Gardening with Native Plants by PJ LaRue Smith.
Landscape designers with an eye toward a more cost efficient, water-wise, landscape for their customers are incorporating more native plants in their designs. A “native” plant, is one that evolves in a local area with no human intervention, particularly, that it grew in that location prior to European contact. Such native plants have evolved with animals, fungi, and microbes to form a complex network of relationships. As such, these plants are the foundation of native ecosystems, or natural communities.
Why native plants? Simply put, they are acclimated to a given geographical area, its amount of rainfall, heat, winter temperatures, storm levels, soil type, soil depth, and pH. These plants will naturally be resistant to the local fungal, viral, and bacterial pathogens that other, non-native plants, may not be. Economically, they benefit the homeowner (and community) in that, once established, these plants will require little, if any, supplemental care or water to thrive and look beautiful in the landscape.

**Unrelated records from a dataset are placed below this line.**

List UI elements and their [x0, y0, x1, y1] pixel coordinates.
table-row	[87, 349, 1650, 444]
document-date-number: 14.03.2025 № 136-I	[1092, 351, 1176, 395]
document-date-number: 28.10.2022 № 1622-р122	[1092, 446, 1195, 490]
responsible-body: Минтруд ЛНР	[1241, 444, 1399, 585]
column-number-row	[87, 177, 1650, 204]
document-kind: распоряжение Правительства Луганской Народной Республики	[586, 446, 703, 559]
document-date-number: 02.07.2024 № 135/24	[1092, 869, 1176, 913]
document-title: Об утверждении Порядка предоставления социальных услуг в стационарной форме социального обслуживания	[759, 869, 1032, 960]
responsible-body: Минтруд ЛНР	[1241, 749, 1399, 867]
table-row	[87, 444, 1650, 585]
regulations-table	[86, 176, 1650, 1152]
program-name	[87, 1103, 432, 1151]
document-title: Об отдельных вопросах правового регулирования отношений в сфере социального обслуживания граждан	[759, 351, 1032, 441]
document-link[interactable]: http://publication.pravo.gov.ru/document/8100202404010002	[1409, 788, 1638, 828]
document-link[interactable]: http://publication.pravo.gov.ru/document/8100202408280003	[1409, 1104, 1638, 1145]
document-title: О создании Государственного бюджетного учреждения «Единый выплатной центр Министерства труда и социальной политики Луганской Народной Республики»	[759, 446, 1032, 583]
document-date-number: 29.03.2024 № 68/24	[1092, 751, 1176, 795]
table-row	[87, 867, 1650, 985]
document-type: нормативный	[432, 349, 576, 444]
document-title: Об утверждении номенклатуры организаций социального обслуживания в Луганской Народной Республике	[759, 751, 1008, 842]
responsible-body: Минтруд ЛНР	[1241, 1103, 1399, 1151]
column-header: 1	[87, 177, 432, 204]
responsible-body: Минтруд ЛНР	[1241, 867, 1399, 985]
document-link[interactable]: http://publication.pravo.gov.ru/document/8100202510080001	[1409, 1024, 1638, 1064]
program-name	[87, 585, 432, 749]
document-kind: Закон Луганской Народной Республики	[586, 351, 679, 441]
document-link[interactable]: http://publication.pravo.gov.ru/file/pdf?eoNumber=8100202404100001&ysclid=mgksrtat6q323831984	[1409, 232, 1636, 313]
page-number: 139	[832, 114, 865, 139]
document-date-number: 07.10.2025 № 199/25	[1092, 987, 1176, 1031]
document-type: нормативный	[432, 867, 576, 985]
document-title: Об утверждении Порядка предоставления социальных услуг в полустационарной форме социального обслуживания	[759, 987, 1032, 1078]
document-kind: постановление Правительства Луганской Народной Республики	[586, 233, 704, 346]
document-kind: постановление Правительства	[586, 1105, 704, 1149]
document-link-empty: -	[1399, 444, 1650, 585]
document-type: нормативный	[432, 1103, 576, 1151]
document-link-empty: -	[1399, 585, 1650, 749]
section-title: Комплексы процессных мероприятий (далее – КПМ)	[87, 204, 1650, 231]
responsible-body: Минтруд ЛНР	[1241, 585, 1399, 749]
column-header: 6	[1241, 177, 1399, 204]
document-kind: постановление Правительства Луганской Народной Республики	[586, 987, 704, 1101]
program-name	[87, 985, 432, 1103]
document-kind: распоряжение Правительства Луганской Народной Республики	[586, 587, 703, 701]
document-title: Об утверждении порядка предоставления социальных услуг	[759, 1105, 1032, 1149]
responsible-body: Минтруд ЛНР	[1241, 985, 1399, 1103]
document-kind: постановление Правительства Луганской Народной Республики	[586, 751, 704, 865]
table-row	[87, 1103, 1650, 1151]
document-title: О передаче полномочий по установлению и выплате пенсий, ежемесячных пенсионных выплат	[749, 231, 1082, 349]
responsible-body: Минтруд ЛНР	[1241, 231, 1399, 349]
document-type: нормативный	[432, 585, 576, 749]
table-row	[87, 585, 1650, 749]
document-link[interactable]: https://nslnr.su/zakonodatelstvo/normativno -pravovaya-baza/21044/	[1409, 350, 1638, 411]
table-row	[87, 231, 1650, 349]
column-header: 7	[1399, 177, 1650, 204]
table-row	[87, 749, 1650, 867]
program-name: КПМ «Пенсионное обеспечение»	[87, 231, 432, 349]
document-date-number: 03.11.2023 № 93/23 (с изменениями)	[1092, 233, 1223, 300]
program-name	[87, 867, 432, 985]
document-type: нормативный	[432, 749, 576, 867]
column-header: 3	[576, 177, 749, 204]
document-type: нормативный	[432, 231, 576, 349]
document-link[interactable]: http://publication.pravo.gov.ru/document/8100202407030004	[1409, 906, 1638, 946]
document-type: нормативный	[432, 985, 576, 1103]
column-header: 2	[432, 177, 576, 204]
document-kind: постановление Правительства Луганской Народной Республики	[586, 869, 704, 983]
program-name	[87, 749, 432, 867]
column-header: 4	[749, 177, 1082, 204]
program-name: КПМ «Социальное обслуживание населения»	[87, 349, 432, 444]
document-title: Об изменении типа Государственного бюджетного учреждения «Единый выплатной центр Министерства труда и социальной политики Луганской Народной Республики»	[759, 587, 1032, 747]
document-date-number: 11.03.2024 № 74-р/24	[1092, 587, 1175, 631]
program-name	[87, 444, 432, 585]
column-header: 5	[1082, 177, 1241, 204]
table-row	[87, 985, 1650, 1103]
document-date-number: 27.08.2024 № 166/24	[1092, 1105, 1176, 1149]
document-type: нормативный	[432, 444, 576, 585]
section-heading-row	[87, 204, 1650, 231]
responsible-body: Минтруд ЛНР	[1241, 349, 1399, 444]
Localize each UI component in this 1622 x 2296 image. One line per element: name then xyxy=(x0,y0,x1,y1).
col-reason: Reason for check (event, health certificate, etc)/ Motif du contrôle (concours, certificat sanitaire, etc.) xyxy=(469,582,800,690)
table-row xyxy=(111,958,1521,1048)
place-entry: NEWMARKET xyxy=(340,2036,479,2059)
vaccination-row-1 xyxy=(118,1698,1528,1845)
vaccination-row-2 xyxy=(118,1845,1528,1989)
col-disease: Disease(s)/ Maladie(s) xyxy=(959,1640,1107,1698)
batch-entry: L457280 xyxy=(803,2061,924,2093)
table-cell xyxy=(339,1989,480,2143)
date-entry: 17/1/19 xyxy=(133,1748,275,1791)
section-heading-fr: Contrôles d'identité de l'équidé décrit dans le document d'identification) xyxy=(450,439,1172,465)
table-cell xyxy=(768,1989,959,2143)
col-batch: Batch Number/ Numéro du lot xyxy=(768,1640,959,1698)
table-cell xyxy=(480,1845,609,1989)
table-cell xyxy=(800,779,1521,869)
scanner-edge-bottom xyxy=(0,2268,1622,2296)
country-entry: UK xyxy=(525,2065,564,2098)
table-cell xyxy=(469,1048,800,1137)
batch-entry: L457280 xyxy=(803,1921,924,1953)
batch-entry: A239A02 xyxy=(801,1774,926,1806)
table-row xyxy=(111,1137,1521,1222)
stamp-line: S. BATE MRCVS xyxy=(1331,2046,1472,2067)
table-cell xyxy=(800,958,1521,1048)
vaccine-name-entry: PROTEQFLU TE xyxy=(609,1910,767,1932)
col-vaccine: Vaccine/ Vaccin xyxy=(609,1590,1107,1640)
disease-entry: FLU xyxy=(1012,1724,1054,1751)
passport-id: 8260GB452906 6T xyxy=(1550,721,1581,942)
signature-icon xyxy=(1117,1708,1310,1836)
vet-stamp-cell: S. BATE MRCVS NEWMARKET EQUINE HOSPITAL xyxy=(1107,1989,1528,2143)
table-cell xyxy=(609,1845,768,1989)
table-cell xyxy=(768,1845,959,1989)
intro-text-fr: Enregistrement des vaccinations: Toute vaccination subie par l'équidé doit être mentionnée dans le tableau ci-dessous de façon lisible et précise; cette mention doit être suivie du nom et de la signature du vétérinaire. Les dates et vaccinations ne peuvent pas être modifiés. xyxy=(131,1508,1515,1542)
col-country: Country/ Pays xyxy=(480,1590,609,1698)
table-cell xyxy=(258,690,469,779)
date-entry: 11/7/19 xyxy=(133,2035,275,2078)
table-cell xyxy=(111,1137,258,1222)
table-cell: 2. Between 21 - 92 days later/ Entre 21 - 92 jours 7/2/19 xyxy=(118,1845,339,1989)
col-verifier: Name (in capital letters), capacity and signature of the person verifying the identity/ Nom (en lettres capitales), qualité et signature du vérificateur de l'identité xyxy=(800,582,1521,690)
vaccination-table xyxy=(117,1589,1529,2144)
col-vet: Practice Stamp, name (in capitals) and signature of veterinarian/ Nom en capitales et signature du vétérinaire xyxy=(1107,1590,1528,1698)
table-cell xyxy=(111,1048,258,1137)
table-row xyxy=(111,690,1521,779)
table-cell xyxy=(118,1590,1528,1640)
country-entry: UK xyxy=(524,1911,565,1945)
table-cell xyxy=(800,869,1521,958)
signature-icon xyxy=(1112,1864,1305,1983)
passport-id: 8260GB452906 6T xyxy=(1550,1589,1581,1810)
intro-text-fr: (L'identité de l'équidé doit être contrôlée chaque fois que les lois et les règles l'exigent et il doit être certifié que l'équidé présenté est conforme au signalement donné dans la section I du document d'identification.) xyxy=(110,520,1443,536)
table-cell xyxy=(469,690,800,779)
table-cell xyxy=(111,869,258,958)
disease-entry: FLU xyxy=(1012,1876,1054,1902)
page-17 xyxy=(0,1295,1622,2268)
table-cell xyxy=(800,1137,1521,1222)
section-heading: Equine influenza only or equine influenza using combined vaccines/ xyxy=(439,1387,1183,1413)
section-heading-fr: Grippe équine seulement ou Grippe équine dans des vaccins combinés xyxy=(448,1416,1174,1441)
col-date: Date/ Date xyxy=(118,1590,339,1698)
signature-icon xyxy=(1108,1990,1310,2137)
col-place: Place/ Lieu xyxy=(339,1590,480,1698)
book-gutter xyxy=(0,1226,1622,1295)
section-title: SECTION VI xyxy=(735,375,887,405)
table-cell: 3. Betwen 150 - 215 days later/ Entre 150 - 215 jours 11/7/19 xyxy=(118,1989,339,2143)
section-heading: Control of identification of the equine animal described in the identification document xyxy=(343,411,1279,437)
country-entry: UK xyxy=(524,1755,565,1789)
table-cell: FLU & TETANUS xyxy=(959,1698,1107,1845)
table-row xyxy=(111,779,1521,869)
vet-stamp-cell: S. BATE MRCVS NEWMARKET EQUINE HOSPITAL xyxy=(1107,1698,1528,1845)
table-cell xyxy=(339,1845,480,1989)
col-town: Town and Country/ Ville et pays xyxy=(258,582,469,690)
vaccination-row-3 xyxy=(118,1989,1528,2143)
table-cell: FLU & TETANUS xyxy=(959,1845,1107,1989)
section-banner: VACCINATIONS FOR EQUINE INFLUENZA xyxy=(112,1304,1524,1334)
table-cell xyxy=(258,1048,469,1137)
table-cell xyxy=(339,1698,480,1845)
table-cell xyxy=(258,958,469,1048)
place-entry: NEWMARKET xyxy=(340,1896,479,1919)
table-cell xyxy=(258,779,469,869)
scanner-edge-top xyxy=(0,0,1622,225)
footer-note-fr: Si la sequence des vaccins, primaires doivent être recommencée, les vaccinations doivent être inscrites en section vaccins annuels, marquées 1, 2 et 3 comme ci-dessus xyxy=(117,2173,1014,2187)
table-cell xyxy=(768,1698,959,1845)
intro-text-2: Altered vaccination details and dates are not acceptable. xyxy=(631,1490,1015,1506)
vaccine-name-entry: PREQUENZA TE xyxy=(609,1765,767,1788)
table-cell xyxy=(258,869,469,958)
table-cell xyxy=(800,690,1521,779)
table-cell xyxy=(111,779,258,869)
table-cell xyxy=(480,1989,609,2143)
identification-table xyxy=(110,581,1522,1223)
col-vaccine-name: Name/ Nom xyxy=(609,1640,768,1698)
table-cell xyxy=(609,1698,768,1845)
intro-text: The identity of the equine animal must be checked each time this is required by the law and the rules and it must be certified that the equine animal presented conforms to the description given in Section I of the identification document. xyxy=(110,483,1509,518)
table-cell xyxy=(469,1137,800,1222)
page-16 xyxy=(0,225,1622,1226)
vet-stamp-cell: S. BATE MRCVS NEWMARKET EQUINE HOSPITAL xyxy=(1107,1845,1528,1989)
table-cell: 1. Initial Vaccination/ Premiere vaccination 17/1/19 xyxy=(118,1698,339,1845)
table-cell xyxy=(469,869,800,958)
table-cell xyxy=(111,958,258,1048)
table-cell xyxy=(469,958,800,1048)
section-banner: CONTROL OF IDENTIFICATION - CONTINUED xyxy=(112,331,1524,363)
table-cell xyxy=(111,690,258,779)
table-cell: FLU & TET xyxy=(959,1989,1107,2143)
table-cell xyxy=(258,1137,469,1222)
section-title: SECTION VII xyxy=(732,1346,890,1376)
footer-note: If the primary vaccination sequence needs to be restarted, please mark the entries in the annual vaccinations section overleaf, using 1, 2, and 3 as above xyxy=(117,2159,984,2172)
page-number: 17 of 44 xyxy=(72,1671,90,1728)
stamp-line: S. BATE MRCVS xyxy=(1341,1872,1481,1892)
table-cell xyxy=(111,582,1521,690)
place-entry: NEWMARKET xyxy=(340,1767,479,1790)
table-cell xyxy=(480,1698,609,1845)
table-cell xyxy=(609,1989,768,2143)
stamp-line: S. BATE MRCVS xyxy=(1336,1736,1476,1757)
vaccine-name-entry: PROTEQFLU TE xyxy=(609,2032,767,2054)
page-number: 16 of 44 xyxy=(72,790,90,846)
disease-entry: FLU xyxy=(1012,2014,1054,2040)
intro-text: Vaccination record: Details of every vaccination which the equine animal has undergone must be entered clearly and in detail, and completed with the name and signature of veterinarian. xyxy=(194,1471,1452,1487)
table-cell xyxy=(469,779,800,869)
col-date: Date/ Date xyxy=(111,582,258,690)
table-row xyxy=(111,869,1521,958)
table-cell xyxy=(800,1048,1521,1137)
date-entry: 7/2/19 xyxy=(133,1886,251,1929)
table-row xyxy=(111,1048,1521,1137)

This time of year, if you look closely while driving in your local area, many trees and small shrubs are in bloom in the woods or along fence rows. Native crabapples, plums, redbuds, and blackhaws are the first to display their blooms in spring and are quite spectacular when used in the landscape. Native trees that bloom later in the spring are magnolias, sophoras, and privets. Wild rose bushes (five-petal, pink, once-blooming), and honeysuckle, can be found blooming along fence rows in early summer.
The Texas native tree/shrub list is quite extensive. To illustrate, some of the tree species that can be found in various wooded areas of Hunt County include varieties of: Ash, Cedar, Elm, Cottonwood, Crabapple, Oak, Hackberry, Hawthorn, Hickory, Holly, Juniper, Locust, Maple, Mesquite, Mulberry, Pecan, Persimmon, Redbud, Sophora (Eve’s Necklace), Walnut, and Willow! While all of these trees or shrub species are not necessarily desirable for use in the home landscape (for assorted reasons), many of these can and do make wonderful additions to the landscape.
How do you acquire these native plants? This author enjoys hiking through the woods, identifying the various plants and harvesting seeds to grow at home. For those who would rather “cut-to-the-chase” there are several Texas nurseries that specialize in native plants.
It is important to note at this juncture a criteria that must be remembered when looking for native plants to grow in the home landscape – soil type and pH. Hunt County has many types of soil – sand, loam, silt, and clay or some combination of these. Just as there are various types of soil, there is also a wide range of pH levels that are associated with those soils. If you do not know the type of soil, or its pH, it is recommended that you perform a soil test. Testing information and bags are available from the Texas A&M AgriLife Extension located at 2217 Washington St., in Greenville.
If you would like to know more about the above listed tree/shrub species and what might be suitable for your landscape, visit the http://aggie-horticulture.tamu.edu/ornamentals/natives/ website. Listed there you will find detailed descriptions, photos, soil type preferences, water needs, and other caveats for native Texas trees and shrubs. Explore and enjoy!